Security and Compliance
Our mission is to provide foundational security safeguards for your products and data, making trust your most reliable asset.

Security

ISO 27001
As one of the most authoritative and widely applied information security management standards globally, ISO/IEC 27001 is extensively adopted by governments and large enterprises worldwide to establish robust information security frameworks. eSignGlobal has successfully obtained ISO/IEC 27001 certification and established a comprehensive information security management system covering personnel, processes, technology, and the entire data lifecycle, ensuring the continuous security of business operations and information assets.

ISO 27701
ISO/IEC 27701 is an internationally recognized extension standard for privacy information management, providing authoritative guidance for organizations handling personal data in compliance with global privacy requirements. eSignGlobal has obtained ISO/IEC 27701 certification, further strengthening its privacy governance capabilities on top of its information security management and ensuring that personal data processing complies with internationally recognized privacy regulations.

ISO 27018
Designed specifically for public cloud environments, ISO/IEC 27018 sets higher requirements for data protection and transparency for cloud service providers. eSignGlobal has obtained ISO/IEC 27018 certification, ensuring that personal data processing in cloud environments meets internationally recognized high standards and further enhancing the platform's credibility.

Security Whitepaper
Security: The Foundation of Digital Trust

Data Processing Agreement
eSignGlobal has developed and implemented a Data Processing Agreement (DPA) that clearly defines the rules and responsibilities for processing personal data during the provision of electronic signature and related services. This agreement complies with applicable data protection laws such as the GDPR, covering data processing audits, data security measures, data subject rights protection, and compliance mechanisms. It ensures that relevant personal data is processed and transmitted only to the extent necessary for contract fulfillment.

Customer Payment Information
eSignGlobal entrusts all payment processing to secure and reliable third-party companies. Our systems do not process, store, or transmit any payment card data.
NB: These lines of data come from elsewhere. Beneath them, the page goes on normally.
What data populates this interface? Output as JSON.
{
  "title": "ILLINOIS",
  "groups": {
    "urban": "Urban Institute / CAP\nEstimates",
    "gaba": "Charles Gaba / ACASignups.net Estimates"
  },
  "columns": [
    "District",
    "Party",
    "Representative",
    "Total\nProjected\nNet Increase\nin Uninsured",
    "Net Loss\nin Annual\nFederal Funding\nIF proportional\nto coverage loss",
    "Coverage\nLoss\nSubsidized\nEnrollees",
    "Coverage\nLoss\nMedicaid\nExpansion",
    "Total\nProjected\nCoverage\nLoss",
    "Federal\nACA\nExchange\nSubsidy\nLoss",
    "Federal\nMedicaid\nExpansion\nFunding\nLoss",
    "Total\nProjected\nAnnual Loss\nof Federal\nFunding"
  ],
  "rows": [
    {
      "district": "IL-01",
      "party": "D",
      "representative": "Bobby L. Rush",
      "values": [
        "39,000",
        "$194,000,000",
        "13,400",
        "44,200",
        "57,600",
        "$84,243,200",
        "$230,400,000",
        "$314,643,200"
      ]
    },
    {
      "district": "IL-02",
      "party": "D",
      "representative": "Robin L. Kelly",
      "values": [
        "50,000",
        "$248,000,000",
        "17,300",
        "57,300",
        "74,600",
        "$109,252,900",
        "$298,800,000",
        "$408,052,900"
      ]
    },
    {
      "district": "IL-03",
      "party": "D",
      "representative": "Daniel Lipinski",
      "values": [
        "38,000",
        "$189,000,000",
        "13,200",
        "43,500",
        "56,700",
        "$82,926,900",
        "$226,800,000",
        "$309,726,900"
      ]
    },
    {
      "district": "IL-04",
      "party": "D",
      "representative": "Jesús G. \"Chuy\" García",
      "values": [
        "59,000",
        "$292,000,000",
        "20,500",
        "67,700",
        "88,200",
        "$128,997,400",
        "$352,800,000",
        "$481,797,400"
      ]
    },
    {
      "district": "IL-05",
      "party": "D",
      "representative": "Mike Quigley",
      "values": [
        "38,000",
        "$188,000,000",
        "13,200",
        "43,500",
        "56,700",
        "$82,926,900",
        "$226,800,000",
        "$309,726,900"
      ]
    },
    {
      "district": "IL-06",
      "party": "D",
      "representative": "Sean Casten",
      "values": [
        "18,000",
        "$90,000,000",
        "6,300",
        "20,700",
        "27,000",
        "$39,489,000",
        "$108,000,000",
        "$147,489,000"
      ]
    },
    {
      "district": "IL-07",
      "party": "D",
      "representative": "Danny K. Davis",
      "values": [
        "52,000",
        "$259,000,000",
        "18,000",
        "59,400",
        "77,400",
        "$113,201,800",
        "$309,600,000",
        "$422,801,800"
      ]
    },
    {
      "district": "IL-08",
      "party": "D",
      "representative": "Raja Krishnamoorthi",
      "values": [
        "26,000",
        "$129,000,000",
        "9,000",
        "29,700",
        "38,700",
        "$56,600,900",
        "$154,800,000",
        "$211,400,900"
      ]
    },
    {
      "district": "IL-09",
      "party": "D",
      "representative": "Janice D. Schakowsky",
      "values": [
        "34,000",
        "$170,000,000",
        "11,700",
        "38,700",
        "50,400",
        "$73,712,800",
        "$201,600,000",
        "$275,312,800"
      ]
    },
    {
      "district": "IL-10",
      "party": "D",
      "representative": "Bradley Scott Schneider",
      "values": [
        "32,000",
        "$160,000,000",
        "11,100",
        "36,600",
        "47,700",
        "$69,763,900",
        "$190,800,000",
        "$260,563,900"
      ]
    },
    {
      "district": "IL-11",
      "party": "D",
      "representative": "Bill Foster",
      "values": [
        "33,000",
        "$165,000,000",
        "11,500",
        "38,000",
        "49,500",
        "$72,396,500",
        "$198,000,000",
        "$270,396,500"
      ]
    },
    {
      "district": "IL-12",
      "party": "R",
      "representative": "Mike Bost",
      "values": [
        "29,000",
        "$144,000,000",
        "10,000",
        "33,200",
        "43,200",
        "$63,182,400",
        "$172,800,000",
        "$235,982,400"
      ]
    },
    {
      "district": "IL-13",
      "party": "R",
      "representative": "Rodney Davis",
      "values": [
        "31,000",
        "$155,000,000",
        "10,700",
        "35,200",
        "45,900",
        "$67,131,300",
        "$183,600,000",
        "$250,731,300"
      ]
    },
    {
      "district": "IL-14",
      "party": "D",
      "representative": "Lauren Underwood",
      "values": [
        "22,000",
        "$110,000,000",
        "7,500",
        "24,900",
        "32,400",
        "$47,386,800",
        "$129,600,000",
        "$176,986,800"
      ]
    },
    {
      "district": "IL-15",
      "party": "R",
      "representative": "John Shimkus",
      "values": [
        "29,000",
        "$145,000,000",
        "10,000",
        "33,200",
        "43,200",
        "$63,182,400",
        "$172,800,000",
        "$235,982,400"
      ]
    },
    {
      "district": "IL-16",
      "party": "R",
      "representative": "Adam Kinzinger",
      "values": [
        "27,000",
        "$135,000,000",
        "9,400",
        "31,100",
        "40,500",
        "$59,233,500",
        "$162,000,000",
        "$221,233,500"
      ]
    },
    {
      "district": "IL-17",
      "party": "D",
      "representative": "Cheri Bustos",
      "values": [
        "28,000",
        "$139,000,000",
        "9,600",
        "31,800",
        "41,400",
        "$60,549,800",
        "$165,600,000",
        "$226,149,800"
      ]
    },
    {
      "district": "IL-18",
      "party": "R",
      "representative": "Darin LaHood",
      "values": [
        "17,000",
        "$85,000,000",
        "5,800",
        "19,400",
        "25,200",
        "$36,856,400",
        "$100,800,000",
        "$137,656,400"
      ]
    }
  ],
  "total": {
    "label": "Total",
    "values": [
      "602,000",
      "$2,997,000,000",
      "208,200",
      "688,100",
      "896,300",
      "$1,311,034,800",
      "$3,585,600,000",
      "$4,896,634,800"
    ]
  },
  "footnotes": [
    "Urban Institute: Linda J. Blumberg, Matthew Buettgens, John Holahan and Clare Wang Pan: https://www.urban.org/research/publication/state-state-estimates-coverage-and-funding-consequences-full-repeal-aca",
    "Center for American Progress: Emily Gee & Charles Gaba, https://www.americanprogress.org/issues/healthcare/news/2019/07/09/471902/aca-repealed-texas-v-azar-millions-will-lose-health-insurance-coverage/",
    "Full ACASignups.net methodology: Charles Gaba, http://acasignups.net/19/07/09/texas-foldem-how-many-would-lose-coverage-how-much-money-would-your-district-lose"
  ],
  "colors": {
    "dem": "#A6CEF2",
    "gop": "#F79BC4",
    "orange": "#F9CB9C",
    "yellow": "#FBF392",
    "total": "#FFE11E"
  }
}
Comprehensive Security Framework
The system includes mandatory two-factor authentication (2FA) and enforces complex password policies (including length and character composition requirements), providing a dual layer of protection for account logins.

Authentication
To protect the contents within the envelope, we employ a multi-step verification process. Available verification methods include access codes, SMS verification codes, email verification codes, digital identity verification, and authentication. Recipients can only gain access after successfully completing at least one verification method. This ensures that only authorized individuals can view secure content.
Privacy

Privacy Policy

eSignGlobal's Suppliers
eSignGlobal partners with trusted third-party suppliers that undergo rigorous security and due diligence reviews. A complete list of suppliers is available for review.

GDPR
eSignGlobal complies with GDPR data compliance requirements, including data audits, privacy policy updates, and establishing compliance mechanisms. It may transfer relevant personal data as necessary to fulfill contractual obligations.
Compliance

21 CFR PART 11
eSignGlobal supports life sciences and regulated industry clients in complying with 21 CFR Part 11 by providing robust electronic record and electronic signature controls, including access control, comprehensive audit trails, signature authenticity and enforceability, and data integrity protection.

Legality
Learn about e-signature usage around the world
Global Compliance Legal Research
We conduct in-depth analyses of electronic signature laws and regulations across global markets, systematically interpreting their core requirements for signing workflows, identity verification, and document management to provide clear and reliable legal compliance guidance for your business operations in various regions.

US Electronic Signatures Act and Uniform Electronic Transactions Act
Our platform supports electronic signatures compliant with the US Electronic Signatures Act (ESIGN Act) and the Uniform Electronic Transactions Act (UETA). By ensuring clear signer intent, consent, and secure electronic records, we guarantee that agreements are legally binding. Electronic documents signed on our platform are admissible and enforceable under US law.

eIDAS
Our platform aims to support eIDAS-compliant electronic signature workflows by integrating with over 50 trusted service providers (TSPs). It leverages qualified certificates and compliant trust services to enable AdES and QES signatures, allowing customers to implement eIDAS-compliant electronic signatures across the European Union.

HIPPA
eSignGlobal provides HIPAA compliance support for healthcare and health-related clients by implementing security and privacy controls that meet the HIPAA Security Rule, including access controls, audit logging, encryption, and secure data transmission.

GDPR
eSignGlobal meets GDPR data compliance requirements, including data auditing, privacy policy updates, and establishing compliance mechanisms, enabling the transfer of relevant personal data when necessary for contract fulfillment.

21 CFR PART 11
eSignGlobal supports life sciences and regulated industry clients in complying with 21 CFR Part 11 by providing robust electronic record and electronic signature controls, including access controls, comprehensive audit trails, signature authenticity and binding force, and data integrity protection.